Der Isenheimer Altar erinnert an den Kern des Glaubens. Der von Leiden und Tod Auferstandene nimmt den Menschen mit in die Herrlichkeit.
Gruenewald, Isenheimer Altar, Kreuzigung - Gr}newald / Isenheim Altar, Crucifixion -
Foto: AKG Pressebild | Jesus ist einer von euch, denn er trägt euer Leiden am eigenen Leib: Der Isenheimer Altar von Matthias Grünewald in Colmar.

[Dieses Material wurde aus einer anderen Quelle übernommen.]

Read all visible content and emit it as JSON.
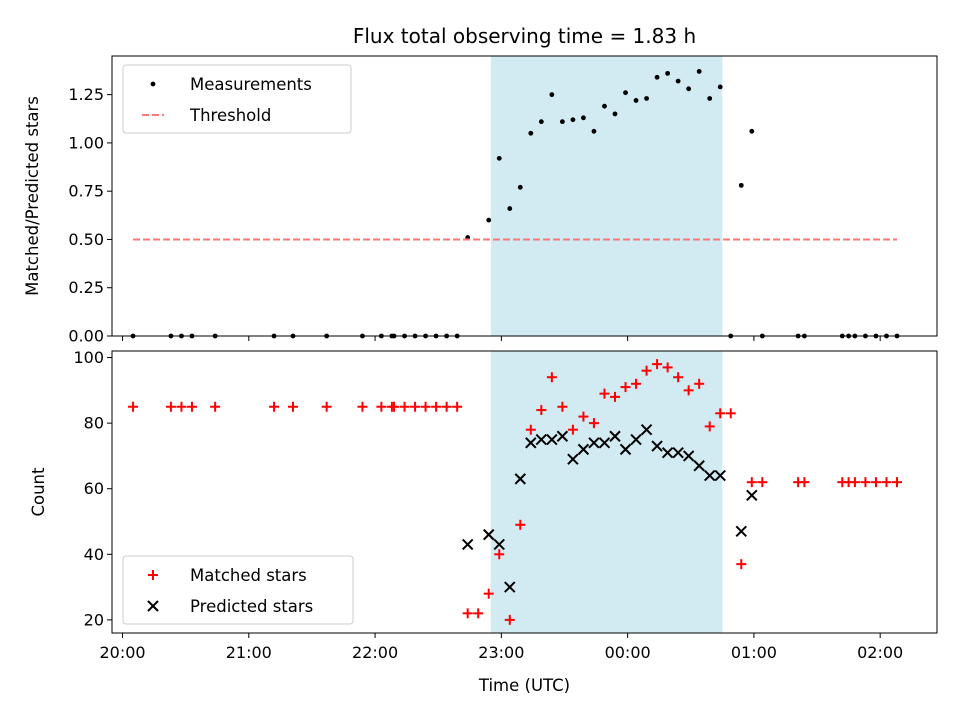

Das Elsass ist einer der Hotspots der Corona-Pandemie. Im dortigen Colmar steht der Isenheimer Altar von Matthias Grünewald. Dieses Meisterwerk der Renaissance ist aufgeladen mit theologischen Botschaften. So ist die Gestalt des Gekreuzigten geprägt von den Symptomen der Mutterkornvergiftung, die von kontaminiertem Getreide hervorgerufen wird und bisweilen tödlich verläuft. Der Grund für diese theologische Deutung, die sich Matthias Grünewald mit künstlerischer Freiheit genommen hat, liegt darin, dass der Isenheimer Altar für ein Antoniterkloster geschaffen wurde. Dieser Orden kümmerte sich um Opfer der Mutterkornvergiftung. Den Kranken wollte Grünewald sagen: Jesus ist einer von euch, denn er trägt euer Leiden am eigenen Leib. 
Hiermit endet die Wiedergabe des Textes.